Он поцеловал ее, и ей показалось, что она чувствует, как из его сердца любовь льется прямо в ее сердце.
– Ты была нужна мне каждую секунду, Саломея. Все эти бесчисленные недели в больнице, и все недели после этого… Я мог думать только о тебе.
– Тогда… тогда почему… – У нее на глаза навернулись слезы. – Когда я узнала, что тебя выписали из больницы, я начала надеяться. Каждый раз, когда звонил телефон, каждый раз, когда приносили почту… Кто-нибудь стучал в дверь, и мое сердце всякий раз говорило: Это он, это Кэмерон, он пришел. А ты… ты все не приходил…
Она заплакала. Кэм нежно касался губами ее губ и щек, пока они не стали сухими и теплыми.
– Саломея, – нежно сказал он, – моя любимая Саломея. Я не мог прийти к тебе, детка. Да, ты была моей златовласой танцовщицей, моей Саломеей. Любовью всей моей жизни. – Он нервно рассмеялся. – Была только одна проблема, милая. Я не знал твоего имени.
Леанна отодвинулась назад и изумленно посмотрела на него.
– Что?
– Твоего настоящего имени. Я его не знал. Вот почему я к тебе не пришел. Я не мог тебя найти. Я полетел в Дубай. Нанял частного детектива. Сделал все, что мне только пришло в голову, – он усмехнулся, – и в том числе чуть не свел своих братьев с ума. – Его улыбка растаяла. – А затем, когда я уже оставил всякую надежду, мой отец уговорил меня пойти на концерт в…
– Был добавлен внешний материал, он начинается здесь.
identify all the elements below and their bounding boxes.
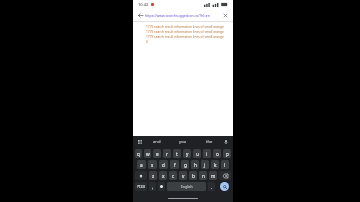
button[interactable]: Backspace [219, 171, 231, 180]
staticText: 10:42 [138, 2, 149, 7]
staticText: y [186, 151, 189, 157]
staticText: a [140, 162, 143, 168]
button[interactable]: w [144, 149, 151, 158]
button[interactable]: Comma [149, 182, 156, 191]
button[interactable]: ?123 [135, 182, 147, 191]
button[interactable]: l [221, 160, 229, 169]
button[interactable]: f [170, 160, 179, 169]
staticText: b [192, 173, 195, 179]
staticText: p [226, 151, 229, 157]
staticText: ?123 [137, 184, 145, 189]
staticText: j [204, 162, 206, 168]
button[interactable]: e [153, 149, 161, 158]
staticText: v [182, 173, 185, 179]
staticText: n [202, 173, 205, 179]
button[interactable]: s [148, 160, 157, 169]
button[interactable]: and [144, 136, 170, 147]
staticText: o [216, 151, 219, 157]
button[interactable]: b [189, 171, 197, 180]
button[interactable]: g [181, 160, 189, 169]
staticText: m [211, 173, 216, 179]
staticText: i [206, 151, 208, 157]
button[interactable]: u [193, 149, 201, 158]
staticText: 1775 search result information lines of … [146, 25, 225, 29]
button[interactable]: Period [208, 182, 215, 191]
staticText: l [224, 162, 226, 168]
staticText: f [174, 162, 176, 168]
button[interactable]: https://www.searchsuggestion.co/?hl=en [145, 13, 221, 18]
staticText: English [181, 184, 193, 189]
button[interactable]: the [196, 136, 222, 147]
button[interactable]: y [183, 149, 191, 158]
button[interactable]: p [223, 149, 231, 158]
staticText: and [153, 139, 161, 145]
staticText: you [179, 139, 187, 145]
button[interactable]: Keyboard toolbar [136, 138, 144, 146]
button[interactable]: x [159, 171, 167, 180]
staticText: r [166, 151, 168, 157]
button[interactable]: j [201, 160, 209, 169]
button[interactable]: n [199, 171, 207, 180]
button[interactable]: Clear [221, 11, 230, 20]
button[interactable]: v [179, 171, 187, 180]
button[interactable]: q [135, 149, 142, 158]
staticText: . [211, 184, 213, 190]
staticText: d [162, 162, 165, 168]
button[interactable]: a [137, 160, 146, 169]
staticText: 1775 search result information lines of … [146, 30, 225, 34]
button[interactable]: Emoji [158, 182, 165, 191]
button[interactable]: k [211, 160, 219, 169]
button[interactable]: h [191, 160, 199, 169]
staticText: x [162, 173, 165, 179]
button[interactable]: Shift [135, 171, 147, 180]
button[interactable]: m [209, 171, 217, 180]
button[interactable]: Search [220, 182, 229, 191]
button[interactable]: r [163, 149, 171, 158]
button[interactable]: Back [136, 11, 145, 20]
staticText: e [156, 151, 159, 157]
button[interactable]: d [159, 160, 168, 169]
staticText: u [196, 151, 199, 157]
staticText: z [152, 173, 155, 179]
button[interactable]: Voice input [222, 138, 230, 146]
staticText: s [151, 162, 154, 168]
staticText: k [214, 162, 217, 168]
button[interactable]: English [167, 182, 206, 191]
button[interactable]: i [203, 149, 211, 158]
staticText: t [176, 151, 178, 157]
button[interactable]: z [149, 171, 157, 180]
staticText: q [137, 151, 140, 157]
staticText: https://www.searchsuggestion.co/?hl=en [145, 13, 210, 18]
button[interactable]: c [169, 171, 177, 180]
button[interactable]: t [173, 149, 181, 158]
staticText: , [152, 184, 154, 190]
button[interactable]: you [170, 136, 196, 147]
staticText: 0 [146, 40, 148, 44]
staticText: g [184, 162, 187, 168]
staticText: c [172, 173, 175, 179]
staticText: 1775 search result information lines of … [146, 35, 225, 39]
button[interactable]: o [213, 149, 221, 158]
staticText: the [206, 139, 213, 145]
staticText: w [146, 151, 150, 157]
staticText: h [194, 162, 197, 168]
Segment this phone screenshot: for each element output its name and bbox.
– В «Мюзик-холл»! Я знала, что ты там был! Я это чувствовала. Ах, Кэм…
Кэм целовал ее долго и с наслаждением.
– Извини, если я напугал тебя сегодня.
– Ты меня сильно взволновал. Когда я поняла, что это ты…
– Саломея. Я хотел сказать, Леанна…
– Нет.
Она поцеловала его, а на ее губах заиграла лукавая усмешка.
– Саломея, – прошептала она. – Мне это нравится гораздо больше.
Кэм опрокинул ее на спину и замер над ней.
– Я больше никогда тебя не оставлю. Наградой за эти слова ему стал еще один поцелуй.
– А я тебе и не позволю.
– Просто мне надо держать тебя в таком месте, где ты все время будешь у меня перед глазами.
Его взор затуманился. Он наклонился к ней и поцеловал ее в шею.
– В постели, со мной.
– Ммм.
– Какие-то возражения?
– Ммм, – снова произнесла Леанна и слегка пошевелила бедрами.
– Ну конечно, – сказал он хриплым голосом. – Мне в голову приходит еще один способ.
– Да?
– Саломея, моя любимая танцовщица, ты станешь моей женой?
Леанна ответила ему на это долгим и нежным поцелуем.